この資格はロボットに関するリスクアセスメントやリスク低減についての専門性を認証する資格で、特別教育履修後のステップアップとしてぜひおすすめしたい資格です。 資格保有者を1人でも育成しておけば、システムの安全方策の妥当性の判断や、改善案の提案などリスクマネジメントの可能性が大きく広がります。
ただしこの資格自体は国家資格ではないため、特別教育の受講は免責されません。あくまでも履修後の付加価値としてとらえるべきでしょう。
九州・福岡で産業用ロボットの特別教育を受けるならICS SAKABEがおすすめ!
九州で特別教育を受講するなら福岡のロボットSIer「ICS SAKABE」が主催する「ロボットセンター小倉」の利用がおすすめです。 ロボットセンター小倉では「教示等」と「教示等+検査等」の2種類の特別教育コースが開講されています。
教示等コース | 教示等+検査等コース | |
科目 | 学科・実技 | 学科・実技 |
日程 | 2日間(土日は休講)9:00~16:30 | 2日間(土日は休講)8:30~19:00 |
費用※ | 37,400円(税込)/1名 | 42,900円(税込)/1名 |
使用機種 | YASKAWA(定員8名) ・GP7(コントローラー:YRC1000) 安川電機 ・MH5(コントローラー:DX100) 安川電機 FANUC(調整中のため受付不可) ・CR7iA/L(コントローラー:R-30iB Mate)ファナック | |
持ち物 | ・筆記用具、動きやすい服装、動きやすい靴 | |
開催地 | 福岡県北九州市小倉北区片野新町2-2-21 | |
TEL | 093-932-7480 |
※テキスト代と2日間の昼食代を含む。
ICS SAKABEはロボットSIer協会の会員企業で、ロボットの導入支援に関して豊富な実績があります。 両コースともに手頃な料金設定なうえ、わずか2日間で教育課程を満たせるのでスケジュールの都合をつけにくい企業にもおすすめです。 テキストやヘルメットなどの備品も開催元が用意するため、特別な準備がいらない点も見逃せません。
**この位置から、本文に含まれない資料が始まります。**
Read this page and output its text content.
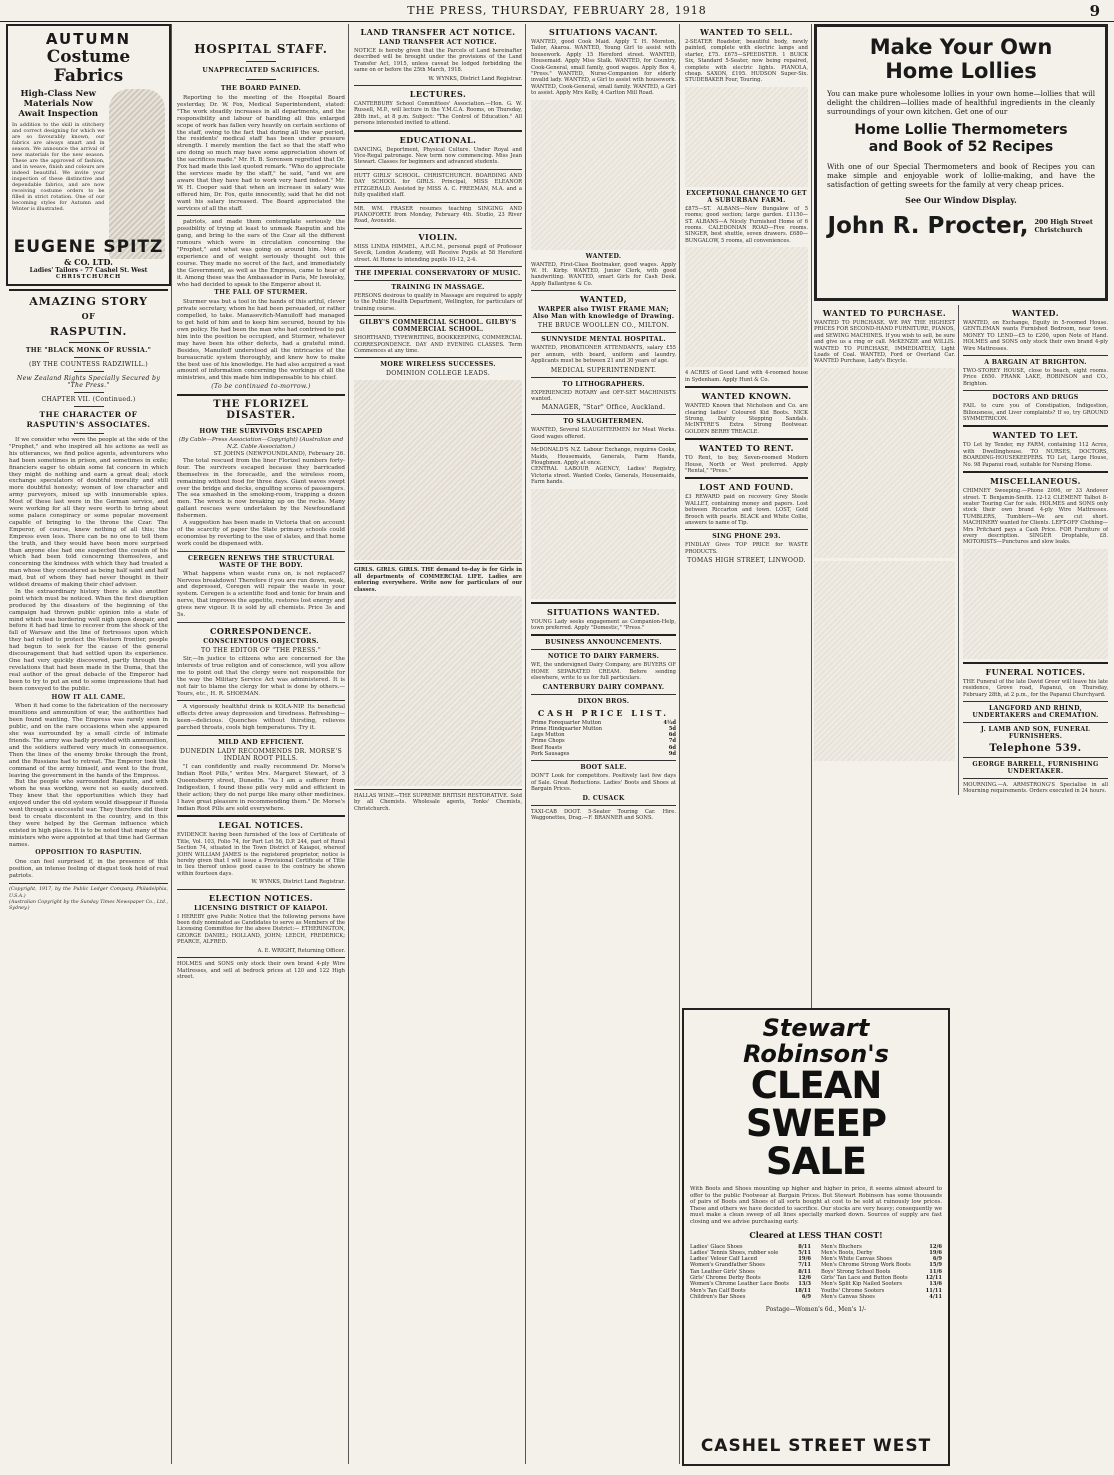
THE PRESS, THURSDAY, FEBRUARY 28, 1918	9
AUTUMN
Costume Fabrics
High-Class New Materials Now Await Inspection
In addition to the skill in stitchery and correct designing for which we are so favourably known, our fabrics are always smart and in season. We announce the arrival of new materials for the new season. These are the approved of fashion, and in weave, finish and colours are indeed beautiful. We invite your inspection of these distinctive and dependable fabrics, and are now receiving costume orders to be filled in strict rotation. One of our becoming styles for Autumn and Winter is illustrated.
EUGENE SPITZ
& CO. LTD.
Ladies' Tailors - 77 Cashel St. West
CHRISTCHURCH
AMAZING STORY
OF
RASPUTIN.
THE "BLACK MONK OF RUSSIA."
(BY THE COUNTESS RADZIWILL.)
New Zealand Rights Specially Secured by "The Press."
CHAPTER VII. (Continued.)
THE CHARACTER OF RASPUTIN'S ASSOCIATES.

If we consider who were the people at the side of the "Prophet," and who inspired all his actions as well as his utterances, we find police agents, adventurers who had been sometimes in prison, and sometimes in exile; financiers eager to obtain some fat concern in which they might do nothing and earn a great deal; stock exchange speculators of doubtful morality and still more doubtful honesty; women of low character and army purveyors, mixed up with innumerable spies. Most of these last were in the German service, and were working for all they were worth to bring about some palace conspiracy or some popular movement capable of bringing to the throne the Czar. The Emperor, of course, knew nothing of all this; the Empress even less. There can be no one to tell them the truth, and they would have been more surprised than anyone else had one suspected the cousin of his which had been told concerning themselves, and concerning the kindness with which they had treated a man whose they considered as being half saint and half mad, but of whom they had never thought in their wildest dreams of making their chief adviser.

In the extraordinary history there is also another point which must be noticed. When the first disruption produced by the disasters of the beginning of the campaign had thrown public opinion into a state of mind which was bordering well nigh upon despair, and before it had had time to recover from the shock of the fall of Warsaw and the line of fortresses upon which they had relied to protect the Western frontier, people had begun to seek for the cause of the general discouragement that had settled upon its experience. One had very quickly discovered, partly through the revelations that had been made in the Duma, that the real author of the great debacle of the Emperor had been to try to put an end to some impressions that had been conveyed to the public.

HOW IT ALL CAME.

When it had come to the fabrication of the necessary munitions and ammunition of war, the authorities had been found wanting. The Empress was rarely seen in public, and on the rare occasions when she appeared she was surrounded by a small circle of intimate friends. The army was badly provided with ammunition, and the soldiers suffered very much in consequence. Then the lines of the enemy broke through the front, and the Russians had to retreat. The Emperor took the command of the army himself, and went to the front, leaving the government in the hands of the Empress.

But the people who surrounded Rasputin, and with whom he was working, were not so easily deceived. They knew that the opportunities which they had enjoyed under the old system would disappear if Russia went through a successful war. They therefore did their best to create discontent in the country, and in this they were helped by the German influence which existed in high places. It is to be noted that many of the ministers who were appointed at that time had German names.

OPPOSITION TO RASPUTIN.

One can feel surprised if, in the presence of this position, an intense feeling of disgust took hold of real patriots.

(Copyright, 1917, by the Public Ledger Company, Philadelphia, U.S.A.)
(Australian Copyright by the Sunday Times Newspaper Co., Ltd., Sydney.)
HOSPITAL STAFF.
UNAPPRECIATED SACRIFICES.
THE BOARD PAINED.

Reporting to the meeting of the Hospital Board yesterday, Dr. W. Fox, Medical Superintendent, stated: "The work steadily increases in all departments, and the responsibility and labour of handling all this enlarged scope of work has fallen very heavily on certain sections of the staff, owing to the fact that during all the war period, the residents' medical staff has been under pressure strength. I merely mention the fact so that the staff who are doing so much may have some appreciation shown of the sacrifices made." Mr. H. B. Sorensen regretted that Dr. Fox had made this last quoted remark. "Who do appreciate the services made by the staff," he said, "and we are aware that they have had to work very hard indeed." Mr. W. H. Cooper said that when an increase in salary was offered him, Dr. Fox, quite innocently, said that he did not want his salary increased. The Board appreciated the services of all the staff.

patriots, and made them contemplate seriously the possibility of trying at least to unmask Rasputin and his gang, and bring to the ears of the Czar all the different rumours which were in circulation concerning the "Prophet," and what was going on around him. Men of experience and of weight seriously thought out this course. They made no secret of the fact, and immediately the Government, as well as the Empress, came to hear of it. Among these was the Ambassador in Paris, Mr Iswolsky, who had decided to speak to the Emperor about it.

THE FALL OF STURMER.

Sturmer was but a tool in the hands of this artful, clever private secretary, whom he had been persuaded, or rather compelled, to take. Manasevitch-Manuiloff had managed to get hold of him and to keep him secured, bound by his own policy. He had been the man who had contrived to put him into the position he occupied, and Sturmer, whatever may have been his other defects, had a grateful mind. Besides, Manuiloff understood all the intricacies of the bureaucratic system thoroughly, and knew how to make the best use of his knowledge. He had also acquired a vast amount of information concerning the workings of all the ministries, and this made him indispensable to his chief.

(To be continued to-morrow.)
THE FLORIZEL
DISASTER.
HOW THE SURVIVORS ESCAPED
(By Cable—Press Association—Copyright) (Australian and N.Z. Cable Association.)
ST. JOHNS (NEWFOUNDLAND), February 26.

The total rescued from the liner Florizel numbers forty-four. The survivors escaped because they barricaded themselves in the forecastle, and the wireless room, remaining without food for three days. Giant waves swept over the bridge and decks, engulfing scores of passengers. The sea smashed in the smoking-room, trapping a dozen men. The wreck is now breaking up on the rocks. Many gallant rescues were undertaken by the Newfoundland fishermen.

A suggestion has been made in Victoria that on account of the scarcity of paper the State primary schools could economise by reverting to the use of slates, and that home work could be dispensed with.

CEREGEN RENEWS THE STRUCTURAL WASTE OF THE BODY.

What happens when waste runs on, is not replaced? Nervous breakdown! Therefore if you are run down, weak, and depressed, Ceregen will repair the waste in your system. Ceregen is a scientific food and tonic for brain and nerve, that improves the appetite, restores lost energy and gives new vigour. It is sold by all chemists. Price 3s and 5s.

CORRESPONDENCE.
CONSCIENTIOUS OBJECTORS.
TO THE EDITOR OF "THE PRESS."

Sir,—In justice to citizens who are concerned for the interests of true religion and of conscience, will you allow me to point out that the clergy were not responsible for the way the Military Service Act was administered. It is not fair to blame the clergy for what is done by others.—Yours, etc., H. R. SHOEMAN.

A vigorously healthful drink is KOLA-NIP. Its beneficial effects drive away depression and tiredness. Refreshing—keen—delicious. Quenches without thirsting, relieves parched throats, cools high temperatures. Try it.

MILD AND EFFICIENT.
DUNEDIN LADY RECOMMENDS DR. MORSE'S INDIAN ROOT PILLS.

"I can confidently and really recommend Dr. Morse's Indian Root Pills," writes Mrs. Margaret Stewart, of 3 Queensberry street, Dunedin. "As I am a sufferer from Indigestion, I found these pills very mild and efficient in their action; they do not purge like many other medicines. I have great pleasure in recommending them." Dr. Morse's Indian Root Pills are sold everywhere.

LEGAL NOTICES.

EVIDENCE having been furnished of the loss of Certificate of Title, Vol. 103, Folio 74, for Part Lot 56, D.P. 244, part of Rural Section 74, situated in the Town District of Kaiapoi, whereof JOHN WILLIAM JAMES is the registered proprietor, notice is hereby given that I will issue a Provisional Certificate of Title in lieu thereof unless good cause to the contrary be shown within fourteen days.

W. WYNKS, District Land Registrar.
ELECTION NOTICES.
LICENSING DISTRICT OF KAIAPOI.

I HEREBY give Public Notice that the following persons have been duly nominated as Candidates to serve as Members of the Licensing Committee for the above District:— ETHERINGTON, GEORGE DANIEL; HOLLAND, JOHN; LEECH, FREDERICK; PEARCE, ALFRED.

A. E. WRIGHT, Returning Officer.
HOLMES and SONS only stock their own brand 4-ply Wire Mattresses, and sell at bedrock prices at 120 and 122 High street.
LAND TRANSFER ACT NOTICE.
LAND TRANSFER ACT NOTICE.

NOTICE is hereby given that the Parcels of Land hereinafter described will be brought under the provisions of the Land Transfer Act, 1915, unless caveat be lodged forbidding the same on or before the 25th March, 1918.

W. WYNKS, District Land Registrar.
LECTURES.
CANTERBURY School Committees' Association.—Hon. G. W. Russell, M.P., will lecture in the Y.M.C.A. Rooms, on Thursday, 28th inst., at 8 p.m. Subject: "The Control of Education." All persons interested invited to attend.
EDUCATIONAL.

DANCING, Deportment, Physical Culture. Under Royal and Vice-Regal patronage. New term now commencing. Miss Jean Stewart. Classes for beginners and advanced students.

HUTT GIRLS' SCHOOL. CHRISTCHURCH. BOARDING AND DAY SCHOOL for GIRLS. Principal, MISS ELEANOR FITZGERALD. Assisted by MISS A. C. FREEMAN, M.A. and a fully qualified staff.

MR. WM. FRASER resumes teaching SINGING AND PIANOFORTE from Monday, February 4th. Studio, 23 River Road, Avonside.

VIOLIN.
MISS LINDA HIMMEL, A.R.C.M., personal pupil of Professor Sevcik, London Academy, will Receive Pupils at 58 Hereford street. At Home to intending pupils 10-12, 2-4.
THE IMPERIAL CONSERVATORY OF MUSIC.
TRAINING IN MASSAGE.
PERSONS desirous to qualify in Massage are required to apply to the Public Health Department, Wellington, for particulars of training course.
GILBY'S COMMERCIAL SCHOOL. GILBY'S COMMERCIAL SCHOOL.
SHORTHAND, TYPEWRITING, BOOKKEEPING, COMMERCIAL CORRESPONDENCE. DAY AND EVENING CLASSES. Term Commences at any time.
MORE WIRELESS SUCCESSES.
DOMINION COLLEGE LEADS.
GIRLS. GIRLS. GIRLS. THE demand to-day is for Girls in all departments of COMMERCIAL LIFE. Ladies are entering everywhere. Write now for particulars of our classes.
HALLAS WINE—THE SUPREME BRITISH RESTORATIVE. Sold by all Chemists. Wholesale agents, Tonks' Chemists, Christchurch.
SITUATIONS VACANT.
WANTED, good Cook Maid. Apply T. H. Moreton, Tailor, Akaroa. WANTED, Young Girl to assist with housework. Apply 15 Hereford street. WANTED, Housemaid. Apply Miss Stalk. WANTED, for Country, Cook-General, small family, good wages. Apply Box 4, "Press." WANTED, Nurse-Companion for elderly invalid lady. WANTED, a Girl to assist with housework. WANTED, Cook-General, small family. WANTED, a Girl to assist. Apply Mrs Kelly, 4 Carlton Mill Road.
WANTED.
WANTED, First-Class Bootmaker, good wages. Apply W. H. Kirby. WANTED, Junior Clerk, with good handwriting. WANTED, smart Girls for Cash Desk. Apply Ballantyne & Co.
WANTED,
WARPER also TWIST FRAME MAN; Also Man with knowledge of Drawing.
THE BRUCE WOOLLEN CO., MILTON.
SUNNYSIDE MENTAL HOSPITAL.
WANTED, PROBATIONER ATTENDANTS, salary £55 per annum, with board, uniform and laundry. Applicants must be between 21 and 30 years of age.
MEDICAL SUPERINTENDENT.
TO LITHOGRAPHERS.
EXPERIENCED ROTARY and OFF-SET MACHINISTS wanted.
MANAGER, "Star" Office, Auckland.
TO SLAUGHTERMEN.
WANTED, Several SLAUGHTERMEN for Meat Works. Good wages offered.
McDONALD'S N.Z. Labour Exchange, requires Cooks, Maids, Housemaids, Generals, Farm Hands, Ploughmen. Apply at once.
CENTRAL LABOUR AGENCY, Ladies' Registry, Victoria street. Wanted Cooks, Generals, Housemaids, Farm hands.
SITUATIONS WANTED.
YOUNG Lady seeks engagement as Companion-Help, town preferred. Apply "Domestic," "Press."
BUSINESS ANNOUNCEMENTS.
NOTICE TO DAIRY FARMERS.
WE, the undersigned Dairy Company, are BUYERS OF HOME SEPARATED CREAM. Before sending elsewhere, write to us for full particulars.
CANTERBURY DAIRY COMPANY.
DIXON BROS.
CASH PRICE LIST.
Prime Forequarter Mutton	4½d
Prime Hindquarter Mutton	5d
Legs Mutton	6d
Prime Chops	7d
Beef Roasts	6d
Pork Sausages	9d
BOOT SALE.
DON'T Look for competitors. Positively last few days of Sale. Great Reductions. Ladies' Boots and Shoes at Bargain Prices.
D. CUSACK
TAXI-CAB DOOT. 5-Seater Touring Car. Hire. Waggonettes, Drag.—F. BRANNER and SONS.
WANTED TO SELL.
2-SEATER Roadster, beautiful body, newly painted, complete with electric lamps and starter, £75. £675—SPEEDSTER. 1 BUICK Six, Standard 5-Seater, now being repaired, complete with electric lights. PIANOLA, cheap. SAXON, £195. HUDSON Super-Six. STUDEBAKER Four, Touring.
EXCEPTIONAL CHANCE TO GET A SUBURBAN FARM.
£875—ST. ALBANS—New Bungalow of 5 rooms; good section; large garden. £1150—ST. ALBANS—A Nicely Furnished Home of 6 rooms. CALEDONIAN ROAD—Five rooms. SINGER, best shuttle, seven drawers. £680—BUNGALOW, 5 rooms, all conveniences.
4 ACRES of Good Land with 4-roomed house in Sydenham. Apply Hunt & Co.
WANTED KNOWN.
WANTED Known that Nicholson and Co. are clearing ladies' Coloured Kid Boots. NICK Strong, Dainty Stepping Sandals. McINTYRE'S Extra Strong Bootwear. GOLDEN BERRY TREACLE.
WANTED TO RENT.
TO Rent, to buy, Seven-roomed Modern House, North or West preferred. Apply "Rental," "Press."
LOST AND FOUND.
£3 REWARD paid on recovery Grey Steele WALLET, containing money and papers. Lost between Riccarton and town. LOST, Gold Brooch with pearls. BLACK and White Collie, answers to name of Tip.
SING PHONE 293.
FINDLAY Gives TOP PRICE for WASTE PRODUCTS.
TOMAS HIGH STREET, LINWOOD.
Stewart Robinson's
CLEAN SWEEP SALE
With Boots and Shoes mounting up higher and higher in price, it seems almost absurd to offer to the public Footwear at Bargain Prices. But Stewart Robinson has some thousands of pairs of Boots and Shoes of all sorts bought at cost to be sold at ruinously low prices. These and others we have decided to sacrifice. Our stocks are very heavy; consequently we must make a clean sweep of all lines specially marked down. Sources of supply are fast closing and we advise purchasing early.
Cleared at LESS THAN COST!
Ladies' Glace Shoes	8/11
Ladies' Tennis Shoes, rubber sole	5/11
Ladies' Velour Calf Laced	19/6
Women's Grandfather Shoes	7/11
Tan Leather Girls' Shoes	8/11
Girls' Chrome Derby Boots	12/6
Women's Chrome Leather Lace Boots 13/3
Men's Tan Calf Boots	18/11
Children's Bar Shoes	6/9
Men's Bluchers	12/6
Men's Boots, Derby	19/6
Men's White Canvas Shoes	6/9
Men's Chrome Strong Work Boots	15/9
Boys' Strong School Boots	11/6
Girls' Tan Lace and Button Boots	12/11
Men's Split Kip Nailed Sooters	13/6
Youths' Chrome Sooters	11/11
Men's Canvas Shoes	4/11
Postage—Women's 6d., Men's 1/-
CASHEL STREET WEST
Make Your Own
Home Lollies
You can make pure wholesome lollies in your own home—lollies that will delight the children—lollies made of healthful ingredients in the cleanly surroundings of your own kitchen. Get one of our
Home Lollie Thermometers
and Book of 52 Recipes
With one of our Special Thermometers and book of Recipes you can make simple and enjoyable work of lollie-making, and have the satisfaction of getting sweets for the family at very cheap prices.
See Our Window Display.
John R. Procter, 200 High Street Christchurch
WANTED TO PURCHASE.
WANTED TO PURCHASE. WE PAY THE HIGHEST PRICES FOR SECOND-HAND FURNITURE, PIANOS, and SEWING MACHINES. If you wish to sell, be sure and give us a ring or call. McKENZIE and WILLIS. WANTED TO PURCHASE, IMMEDIATELY, Light Loads of Coal. WANTED, Ford or Overland Car. WANTED Purchase, Lady's Bicycle.
WANTED.
WANTED, on Exchange, Equity in 5-roomed House. GENTLEMAN wants Furnished Bedroom, near town. MONEY TO LEND—£5 to £200, upon Note of Hand. HOLMES and SONS only stock their own brand 4-ply Wire Mattresses.
A BARGAIN AT BRIGHTON.
TWO-STOREY HOUSE, close to beach, eight rooms. Price £650. FRANK LAKE, ROBINSON and CO., Brighton.
DOCTORS AND DRUGS
FAIL to cure you of Constipation, Indigestion, Biliousness, and Liver complaints? If so, try GROUND SYMMETRICON.
WANTED TO LET.
TO Let by Tender, my FARM, containing 112 Acres, with Dwellinghouse. TO NURSES, DOCTORS, BOARDING-HOUSEKEEPERS. TO Let, Large House, No. 98 Papanui road, suitable for Nursing Home.
MISCELLANEOUS.
CHIMNEY Sweeping.—Phone 2096, or 33 Andover street. T. Benjamin-Smith. 12-12 CLEMENT Talbot 8-seater Touring Car for sale. HOLMES and SONS only stock their own brand 4-ply Wire Mattresses. TUMBLERS, Tumblers—We are cut short. MACHINERY wanted for Clients. LEFT-OFF Clothing—Mrs Pritchard pays a Cash Price. FOR Furniture of every description. SINGER Droptable, £8. MOTORISTS—Punctures and slow leaks.
FUNERAL NOTICES.
THE Funeral of the late David Greer will leave his late residence, Grove road, Papanui, on Thursday, February 28th, at 2 p.m., for the Papanui Churchyard.
LANGFORD AND RHIND, UNDERTAKERS and CREMATION.
J. LAMB AND SON, FUNERAL FURNISHERS.
Telephone 539.
GEORGE BARRELL, FURNISHING UNDERTAKER.
MOURNING.—A. ARMSTRONG'S Specialise in all Mourning requirements. Orders executed in 24 hours.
気になる人は下記リンクよりぜひ詳細を確認してみてください。
まとめ
産業用ロボットの導入にはロボット本体だけでなく、労働環境の安全性を確保するための費用もかかります。 中でも特別教育は費用だけでなく、日程調整・開催地・目指す技能レベルまで考慮に入れなければ十分な効果を発揮できない可能性もあります。 ロボットを効率的に運用していくためにも、広い視野から講習先を検討しましょう。